Gracias, Ana María Matute. Con tu mirada inocente y aguda conocí mejor España, un país que me acogió desde hace diez años.


Matute

Compré Los soldados lloran de noche, La trampa y Los hijos muertos porque las portadas me impresionaron en aquella tienda de autoservicio. Iba con mi familia a Barcelona desde Zaragoza. Mi primera vez en España, en la “vieja” Europa, pero para mí un mundo nuevo, lleno de posibilidades.

Entre los tres hermanos nos habíamos empinado tres botellas de vino de mesa con la comida, que harían estragos en nuestras cabezas y nuestras vejigas durante todo el viaje. Recuerdo las blasfemias de mi hermano mayor porque el autobús no paraba, mientras yo intentaba leer las contraportadas de los libros recién comprados con una borrachera que más tarde se convirtió en resaca y que golpeaba las sienes mientras veíamos La Sagrada Familia y el barrio gótico de Barcelona.

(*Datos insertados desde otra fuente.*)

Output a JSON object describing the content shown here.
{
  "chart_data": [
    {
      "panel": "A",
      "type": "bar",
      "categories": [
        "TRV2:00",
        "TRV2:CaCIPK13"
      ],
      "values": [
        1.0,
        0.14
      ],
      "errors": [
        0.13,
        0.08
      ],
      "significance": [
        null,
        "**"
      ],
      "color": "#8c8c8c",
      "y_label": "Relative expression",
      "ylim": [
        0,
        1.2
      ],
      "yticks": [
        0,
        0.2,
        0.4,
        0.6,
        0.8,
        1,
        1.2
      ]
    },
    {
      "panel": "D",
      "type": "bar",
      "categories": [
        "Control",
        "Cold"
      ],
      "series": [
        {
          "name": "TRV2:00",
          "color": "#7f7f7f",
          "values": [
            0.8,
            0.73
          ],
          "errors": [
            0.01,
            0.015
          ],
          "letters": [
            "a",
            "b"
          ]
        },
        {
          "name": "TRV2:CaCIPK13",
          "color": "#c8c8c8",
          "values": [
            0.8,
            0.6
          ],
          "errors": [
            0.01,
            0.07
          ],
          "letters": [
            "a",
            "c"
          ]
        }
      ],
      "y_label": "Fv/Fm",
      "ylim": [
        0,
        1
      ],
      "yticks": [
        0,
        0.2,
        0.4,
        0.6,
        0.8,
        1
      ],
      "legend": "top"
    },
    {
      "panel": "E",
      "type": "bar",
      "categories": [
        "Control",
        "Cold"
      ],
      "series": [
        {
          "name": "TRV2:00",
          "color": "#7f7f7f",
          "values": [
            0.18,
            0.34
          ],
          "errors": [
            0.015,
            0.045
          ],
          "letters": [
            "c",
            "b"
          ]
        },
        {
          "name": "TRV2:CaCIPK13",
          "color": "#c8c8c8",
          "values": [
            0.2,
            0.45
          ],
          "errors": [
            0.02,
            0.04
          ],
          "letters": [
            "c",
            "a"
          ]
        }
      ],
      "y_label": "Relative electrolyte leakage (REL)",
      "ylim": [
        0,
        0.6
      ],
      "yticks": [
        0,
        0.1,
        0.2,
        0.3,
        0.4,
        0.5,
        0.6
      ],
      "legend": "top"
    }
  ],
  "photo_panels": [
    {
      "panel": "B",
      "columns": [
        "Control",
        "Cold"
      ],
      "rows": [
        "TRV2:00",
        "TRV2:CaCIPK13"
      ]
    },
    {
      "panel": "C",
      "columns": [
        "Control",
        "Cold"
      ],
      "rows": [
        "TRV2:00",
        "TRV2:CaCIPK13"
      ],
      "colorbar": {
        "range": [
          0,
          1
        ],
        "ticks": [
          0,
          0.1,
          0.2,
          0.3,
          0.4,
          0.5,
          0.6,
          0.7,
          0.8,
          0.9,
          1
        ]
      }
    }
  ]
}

Hasta entonces no había visto el nombre de Ana María Matute, que pocos años después obtendría el Premio Cervantes. Se apagó hace unas horas su mirada inocente y aguda, que me sirvió para conocer y entender mejor el país que más tarde me acogió. En agosto se cumplen diez años de trabajo, de experiencias, de nuevas amistades y de un proyecto de vida y de familia.

Pero ni siquiera lo intuía en aquel viaje, con tan sólo 18 años. Había leído poco hasta entonces, aunque adivinaba la importancia de las lecturas para el periodismo, carrera que comencé un año más tarde en Indianápolis, a pocos kilómetros de donde la escritora dio clases como profesora invitada, en Indiana University, además de la Universidad de Oklahoma y la de Virginia.

Mi lectura de esas novelas sobre la  Guerra Civil española comenzaron con las imágenes de esas portadas, y con esos títulos que sugerían historias llenas de exilio, de desgarro y de un dolor que en cierta forma flota en mi entorno familiar desde que llegara a México mi abuelo paterno, el español, el asturiano, pocos años antes de que estallara la Guerra Civil. Un dolor tan viejo como el de su pierna coja que nunca terminó de sanar. ¿La habremos sanado ya sus hijos y sus nietos?

No leí una sola línea hasta dos años después, cuando estudiaba el segundo año de carrera. Disfruté, aunque con dolor, la crudeza con que la autora describe la derrota, el hambre, la miseria, la barbarie del fratricidio, la traición, el frío, la tristeza. Recuerdo las atrocidades de uno y otro bando antes de que me hiciera una idea más clara de lo que había sido la guerra; las secuencias del penoso exilio a Francia, el regreso en un contexto de miseria, las familias cercenadas y rotas.

Me decepcionó la respuesta que me dio mi padre cuando le pregunté sobre las ideas políticas de mi abuelo. Había llegado a pensar que el contexto político había influido en su exilio y en nunca haber vuelto a su país, pero no fue así.

“Tu abuelo no era franquista, pero solía decir que España necesitaba mano dura porque los españoles eran muy anarquistas”. Pasados los años, he interpretado que el concepto de “orden” en mi familia tiene ahí parte de sus orígenes y en mi abuela, y quizá mucho más atrás. Esto puede explicar porqué, desde niño, rechazo con violencia el autoritarismo, la “mano dura” y ciertas manifestaciones de “orden”.

Hoy que ha muerto la escritora vuelven todos estos recuerdos, mezclados con los personajes que imaginaba cuando devoraba sus libros en un sofá. En aquellos veranos se dilataba el tiempo sin saber que vivía mis años de mayor libertad y menor responsabilidad. Años de expansión, de inocencias perdidas y de nuevas inocencias, de reflexión y de imprudencia, de sosiego y de desasosiego, de convulsión y de serenidad. Todo junto.

Hace poco había vuelto a caer en mis manos Los soldados lloran de noche, que he releído como si se tratara de un libro distinto al que leí con 20 años de edad. Ha cambiado mi perspectiva después de leer artículos, novelas y visto tantas películas sobre esa Guerra Civil que aún no cicatriza en el pueblo, o en los pueblos, españoles. Se nota en los debates sobre cuestiones políticas, religiosas y de ideología, con posturas enrocadas y defendidas por lealtad al clan. Si la memoria forma parte de la reconciliación y de la justicia, como recordara el subcomandante Marcos, entonces miradas como las de Ana María Matute ayudarán a cerrar las heridas abiertas y a cicatrizarlas por fin.